Egypt’s health and interior ministries were put on high alert on Friday as the country braced for mass rallies to protest against or support President Mohammed Mursi’s latest decrees that grant him sweeping powers.
Egypt’s ministry of interior has warned protesters not to clash with police and to keep their demonstration non-violent.
The ministry also urged protesters not to target and cause damage to public institutions, calling on “noble” Egyptian citizens to report on violent saboteurs and aggressors among protesting crowds.
Amid fears that rival protests might develop into bloody clashes, the health ministry deployed 45 ambulances in and around the iconic Tahrir square, where the major protests will be held, the ministry’s spokesman Ahmed Omar said.
On Thursday at least four people were injured after clashes between opponents of Mursi and members of the Musilm Brotherhood, who were celebrating Mursi’s decisions, in the northeastern province of Dakhalia.
The Muslim Brotherhood group ordered its members not to travel abroad as they might be needed to take on the streets to support “revolutionary” decisions, according to Egypt’s media sources.

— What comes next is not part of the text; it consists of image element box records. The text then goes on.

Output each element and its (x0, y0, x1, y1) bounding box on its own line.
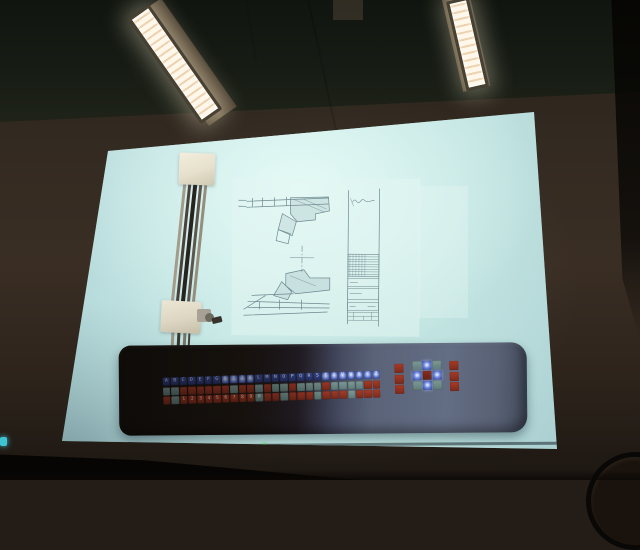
status-led (0, 437, 7, 446)
panel-shadow-overlay (119, 342, 528, 436)
machine-lower-carriage (160, 300, 202, 334)
drawing-graphics (231, 177, 420, 337)
drawing-section-top (238, 196, 329, 244)
machine-top-carriage (178, 152, 215, 185)
drawing-section-bottom (243, 269, 329, 316)
ceiling-beam (333, 0, 363, 20)
machine-rails (170, 181, 209, 307)
keyboard-panel: ABCDEFGHIJKLMNOPQRSTUVWXYZ 1234567890 (119, 342, 528, 436)
machine-probe-tip (211, 316, 222, 324)
bottom-shadow (0, 470, 640, 480)
drawing-sheet (231, 177, 420, 337)
drawing-title-block (347, 188, 379, 326)
drawing-sheet-edge (418, 186, 468, 318)
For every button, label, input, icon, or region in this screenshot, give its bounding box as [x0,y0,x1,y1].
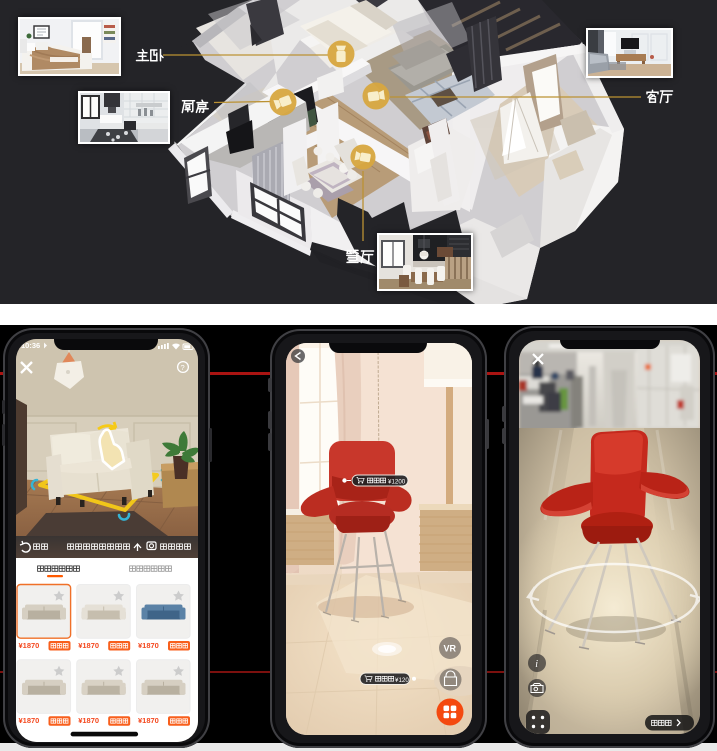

A source told Anadolu Agency Thursday that the Muslim Brotherhood is in a state of alert and expected to start marches to defend “revolutionary” decisions that were expected to be made by Mursi.
Mursi became the chairman of the Freedom and Justice Party (FJP) when it was founded by the Muslim Brotherhood in 2011. He was FJP’s candidate for the May-June 2012 presidential election.

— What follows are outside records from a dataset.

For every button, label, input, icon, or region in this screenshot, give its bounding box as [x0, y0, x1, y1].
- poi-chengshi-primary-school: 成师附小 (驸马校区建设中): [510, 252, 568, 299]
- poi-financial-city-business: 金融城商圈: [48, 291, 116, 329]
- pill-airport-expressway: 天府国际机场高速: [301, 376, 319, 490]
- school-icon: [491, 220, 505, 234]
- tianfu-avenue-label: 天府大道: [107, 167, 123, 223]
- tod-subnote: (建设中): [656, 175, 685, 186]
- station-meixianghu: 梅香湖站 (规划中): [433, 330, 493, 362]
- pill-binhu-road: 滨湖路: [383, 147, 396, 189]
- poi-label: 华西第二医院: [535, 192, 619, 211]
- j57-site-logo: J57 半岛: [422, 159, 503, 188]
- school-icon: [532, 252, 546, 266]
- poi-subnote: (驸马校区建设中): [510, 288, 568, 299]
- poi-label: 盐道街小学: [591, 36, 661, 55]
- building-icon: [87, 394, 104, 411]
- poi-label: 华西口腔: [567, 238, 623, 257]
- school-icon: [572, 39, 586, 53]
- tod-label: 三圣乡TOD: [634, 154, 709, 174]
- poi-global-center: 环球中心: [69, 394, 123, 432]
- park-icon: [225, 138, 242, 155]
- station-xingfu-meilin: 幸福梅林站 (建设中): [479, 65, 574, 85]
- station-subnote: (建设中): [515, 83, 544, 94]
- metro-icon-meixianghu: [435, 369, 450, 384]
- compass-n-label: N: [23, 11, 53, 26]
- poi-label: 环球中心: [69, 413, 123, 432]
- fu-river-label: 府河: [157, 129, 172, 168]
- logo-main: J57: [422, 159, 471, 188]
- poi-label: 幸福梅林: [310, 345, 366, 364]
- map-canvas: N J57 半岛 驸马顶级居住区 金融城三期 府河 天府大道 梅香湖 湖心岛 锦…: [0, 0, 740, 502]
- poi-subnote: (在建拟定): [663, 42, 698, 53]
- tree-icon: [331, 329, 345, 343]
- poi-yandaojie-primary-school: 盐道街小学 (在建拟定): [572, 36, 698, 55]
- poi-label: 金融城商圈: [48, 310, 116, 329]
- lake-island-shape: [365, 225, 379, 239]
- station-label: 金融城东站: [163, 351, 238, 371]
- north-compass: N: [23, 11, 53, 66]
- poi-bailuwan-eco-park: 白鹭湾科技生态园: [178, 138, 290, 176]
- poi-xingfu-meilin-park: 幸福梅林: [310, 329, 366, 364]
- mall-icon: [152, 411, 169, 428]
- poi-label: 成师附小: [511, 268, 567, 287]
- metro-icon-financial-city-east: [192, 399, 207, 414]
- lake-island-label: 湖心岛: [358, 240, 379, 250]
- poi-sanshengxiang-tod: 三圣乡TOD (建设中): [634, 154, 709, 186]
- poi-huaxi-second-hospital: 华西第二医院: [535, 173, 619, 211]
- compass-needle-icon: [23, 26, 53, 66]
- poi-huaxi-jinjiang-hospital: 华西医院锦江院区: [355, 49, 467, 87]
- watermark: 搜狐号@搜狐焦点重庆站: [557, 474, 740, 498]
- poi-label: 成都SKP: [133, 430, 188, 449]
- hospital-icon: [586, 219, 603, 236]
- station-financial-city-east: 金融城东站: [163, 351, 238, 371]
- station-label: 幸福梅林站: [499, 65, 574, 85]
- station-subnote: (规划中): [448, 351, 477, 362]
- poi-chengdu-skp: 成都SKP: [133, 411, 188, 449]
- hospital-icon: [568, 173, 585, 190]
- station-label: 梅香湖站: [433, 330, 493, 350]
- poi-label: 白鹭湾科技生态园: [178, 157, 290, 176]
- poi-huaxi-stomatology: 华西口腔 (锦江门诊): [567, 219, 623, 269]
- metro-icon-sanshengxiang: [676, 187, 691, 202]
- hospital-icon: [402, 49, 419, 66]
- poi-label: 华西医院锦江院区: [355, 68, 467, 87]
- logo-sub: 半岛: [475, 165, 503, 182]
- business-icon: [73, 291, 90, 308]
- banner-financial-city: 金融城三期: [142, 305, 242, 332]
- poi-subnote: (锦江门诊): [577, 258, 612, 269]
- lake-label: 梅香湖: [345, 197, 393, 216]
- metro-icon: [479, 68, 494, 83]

The Islamist group’s state of alert is also to counter expected violence that can destabilize the political scene and oust President Mursi and his government, the sources added.
Political parties and citizens, who deemed Mursi’s new decree as flagrant violation of the constitution, vowed to take on the street in what they called “Eyes of Freedom” one-million protest on Friday.
Mursi on Thursday ordered a retrial of officials involved in protester killings during the 2011 revolution and sacked the current state prosecutor Abdel Maguid Mahmoud and appointed a replacement.
Egypt Judges Club Chairman Counselor Ahmad al-Zind told reporters that Mursi’s decree was “tragic” as it was “an assault on the independence of the judiciary.”
Mursi, a leading figure in the Muslim Brotherhood, became chairman of the Freedom and Justice Party (FJP). FJP was founded by the Muslim Brotherhood in the wake of the 2011 Egyptian revolution.